Bin yıldır bu böyle.
Böyle olduğu için de, yani 'askerin tekeli altında' kaldığı için de bu sorun bir türlü çözülemiyor. 
Ve asker gitgide çözümün değil, sorunun bir parçası oluyor, hatta 'meselenin kaynağı' haline gelmeye başlıyor.
Bu durum, not edin bir kenara, Türkiye'nin istikrarı açısından tehlikelidir. Çünkü askere karşı da hem kendi içinden, hem toplumun değişik kesimlerinden tepkiler büyüyor, tomurcuklanıyor.
Askerin 'Güneydoğu'yu kendi tekelinde tutması demek, hükümetin devre dışı kalması demektir.
Askerin 'Güneydoğu'yu kendi tekelinde tutması demek, Meclisin devre dışı kalması demektir.
Durum böyle değil mi?
Hükümet devrede mi?
TBMM devrede mi?
Sanmıyorum.
Hükümette olan bitene ilişkin ne kadar gerçek bilgi var? Hükümet, neyin nasıl yapılması gerektiği konusunda ne kadar bilgi ve deneyim birikimine sahip?
Hükümette, sorunun çözümüyle ilgili kapsamlı, bütüncül bir strateji oluşturmak için bir niyet var mı? Hükümetin niyeti varsa, bunu gerçekleştirebilecek donanıma sahip olduğu söylenebilir mi?
Yanıtlar olumlu değil.
Hükümet, eskilerdeki gibi! Ya da 'eskilerin yolu'nda seyrediyor.
Eski hükümetler ve başbakanlar da 'Güneydoğu'yu askere havale edip işin içinden sıyrıldıklarını zannetmişlerdi. Dar ufukları, siyasal kararlılık ve cesaret düzeyleri ve 'asker korkusu' rol oynamıştı bunda...
Bugün de farklı değil.
Erdoğan hükümeti de 'Güneydoğu'nun ya da Kürt meselesinin sadece askere bırakılmayacak kadar önemli olduğunu görecek bir 'vizyon'dan yoksun olduğunun işaretlerini her geçen gün daha fazla veriyor.”

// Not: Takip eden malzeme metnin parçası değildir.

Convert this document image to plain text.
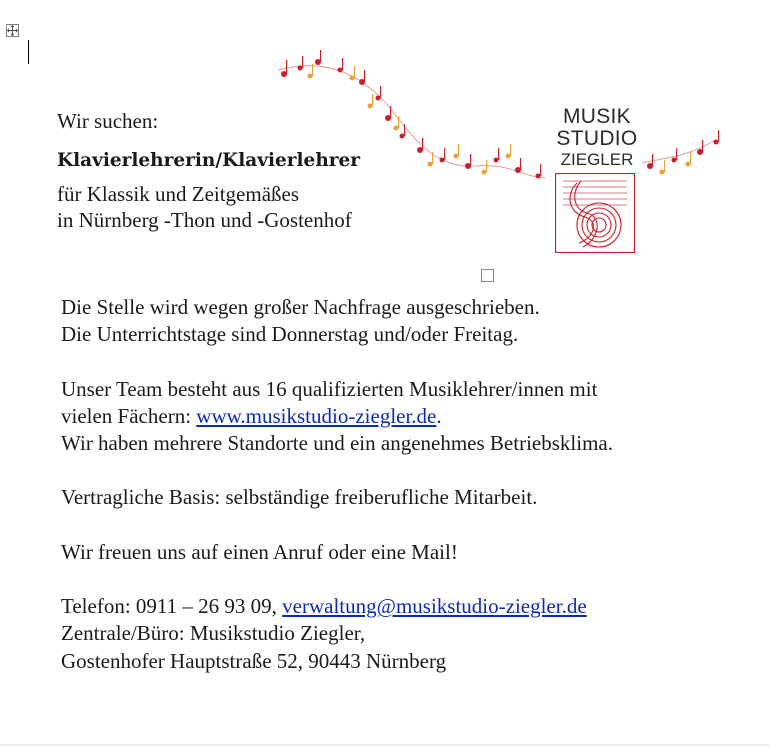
Wir suchen:
Klavierlehrerin/Klavierlehrer
für Klassik und Zeitgemäßes
in Nürnberg -Thon und -Gostenhof
MUSIK
STUDIO
ZIEGLER
Die Stelle wird wegen großer Nachfrage ausgeschrieben.
Die Unterrichtstage sind Donnerstag und/oder Freitag.
Unser Team besteht aus 16 qualifizierten Musiklehrer/innen mit
vielen Fächern: www.musikstudio-ziegler.de.
Wir haben mehrere Standorte und ein angenehmes Betriebsklima.
Vertragliche Basis: selbständige freiberufliche Mitarbeit.
Wir freuen uns auf einen Anruf oder eine Mail!
Telefon: 0911 – 26 93 09, verwaltung@musikstudio-ziegler.de
Zentrale/Büro: Musikstudio Ziegler,
Gostenhofer Hauptstraße 52, 90443 Nürnberg
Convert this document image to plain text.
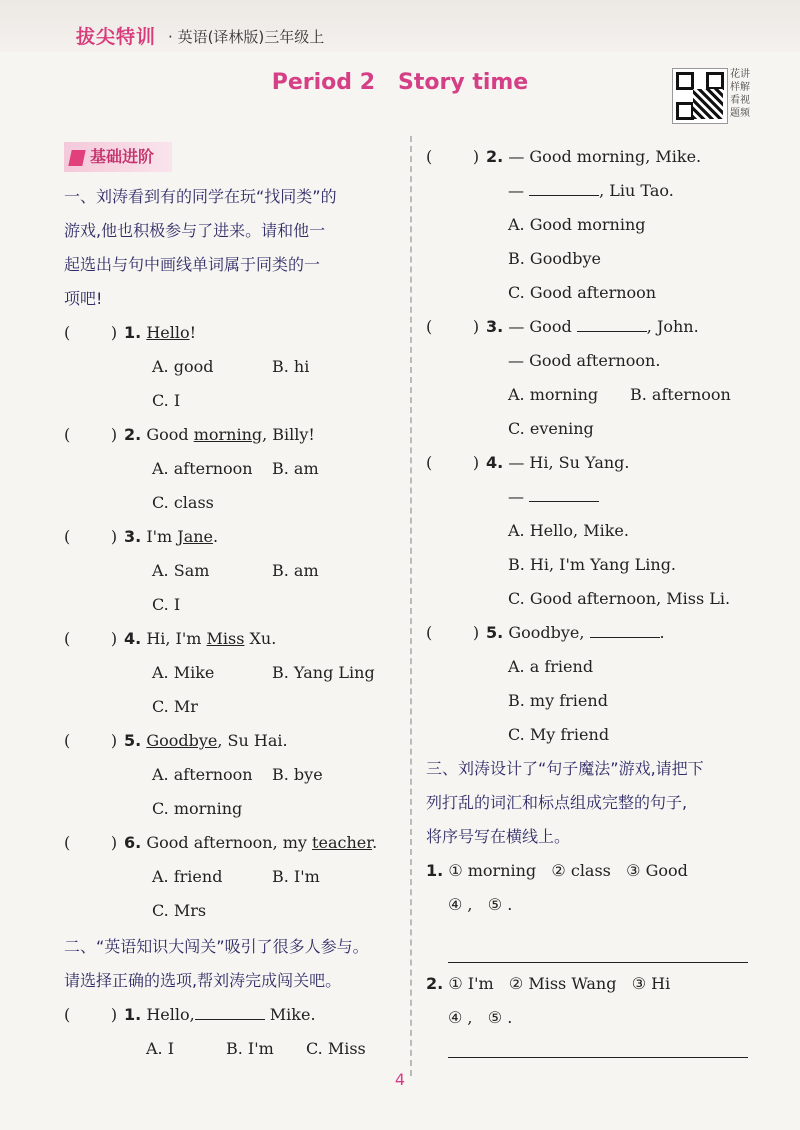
拔尖特训 · 英语(译林版)三年级上
Period 2   Story time	花讲
样解
看视
题频
基础进阶
一、刘涛看到有的同学在玩“找同类”的
游戏,他也积极参与了进来。请和他一
起选出与句中画线单词属于同类的一
项吧!
(        ) 1. Hello!
A. good	B. hi
C. I
(        ) 2. Good morning, Billy!
A. afternoon B. am
C. class
(        ) 3. I'm Jane.
A. Sam	B. am
C. I
(        ) 4. Hi, I'm Miss Xu.
A. Mike	B. Yang Ling
C. Mr
(        ) 5. Goodbye, Su Hai.
A. afternoon B. bye
C. morning
(        ) 6. Good afternoon, my teacher.
A. friend	B. I'm
C. Mrs
二、“英语知识大闯关”吸引了很多人参与。
请选择正确的选项,帮刘涛完成闯关吧。
(        ) 1. Hello,	Mike.
A. I	B. I'm C. Miss
(        ) 2. — Good morning, Mike.
—	, Liu Tao.
A. Good morning
B. Goodbye
C. Good afternoon
(        ) 3. — Good	, John.
— Good afternoon.
A. morning B. afternoon
C. evening
(        ) 4. — Hi, Su Yang.
—
A. Hello, Mike.
B. Hi, I'm Yang Ling.
C. Good afternoon, Miss Li.
(        ) 5. Goodbye,	.
A. a friend
B. my friend
C. My friend
三、刘涛设计了“句子魔法”游戏,请把下
列打乱的词汇和标点组成完整的句子,
将序号写在横线上。
1. ① morning   ② class   ③ Good
④ ,   ⑤ .
2. ① I'm   ② Miss Wang   ③ Hi
④ ,   ⑤ .
4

Her iki sonuç itibarıyla aynı şeyi, vurgu farklarıyla söylüyor. İsmet Berkan, çözüm sorumluluğunun hükümetin sırtında olduğunu, oysa bugünkü de dahil hükümetlerin sorunu askere ihale ettiklerini ve çözüm iradesi ve vizyonu ortaya koymadığını söylüyor; Hasan Cemal ise askerin sorunu kendi tekeline aldığı için çözülemediğini, hükümetin ise sorunu asker tekelinden kurtaramadığını ve sonunun çözümü konusunda donanımlı ve vizyon sahibi olmadığını.

Sonuç?

“Ezbere” devam.

Sonuç?

Çözümsüzlüğe devam.


Belma Akçura, kitabının önsözünün sonunda şu saptamayı yapıyor:

“Siyasi irade gösteremeyenler yüzünden sıcak takip, balyoz, çekiç, çelik, sandviç gibi adlarla PKK kamplarına 25 operasyon düzenlendi. Sonuç ortada. Kürt sorunu yoktur dediler; PKK’yı yarattılar. PKK’yı bitireceğiz dediler; Susurluk, Yüksekova gibi çeteleri, o da yetmedi Hizbullah’ı yarattılar. PKK’yı bitirip, Kürt sorununu halledeceğiz dediler; faili meçhuller, nereye gittiği belli olmayan paralar ve usûlsüz işlerle Türkiye’yi dünya kamuoyu karşısında zor durumda bıraktılar…

Ama şimdi herkes biliyor ki; Kürt sorunu diye önümüze konulan PKK, Türkiye için terörle mücadele ve askeri önlemlerle çözülecek bir sorun olmaktan çoktan çıktı. Bu yüzden Kürtler de şimdi daha fazlasını istiyor… Buna karşılık Türkiye hâlâ doğrudan Irak’ın bir iç siyasi ve idari düzenlemesi olan, üstelik uluslararası yasalara göre meşruiyeti tanınan bir yapılanmayı kendi çıkarlarına aykırı bulup sürekli olarak gerilim politikasını sürdürme kararlılığını gösteriyor. Dolayısıyla bu savaş daha çok sürer… Gerisi teferruat!”

Ne zaman, bir PKK eyleminin ardından “Kuzey Irak’ı” sorumlu tutan “girelim-vuralım-kıralım” edebiyatı canlanıyor, o vakit “ezber bozma”nın çok uzağında, “çözümsüzlüğün devamı”nda olduğumuzu anlıyorum.

Önce, devlet, Kürt sorunu ile terörü birbirinden gerçekten ayıracak. Ardından, Kürt sorununu çözmek için “ezber bozacak.”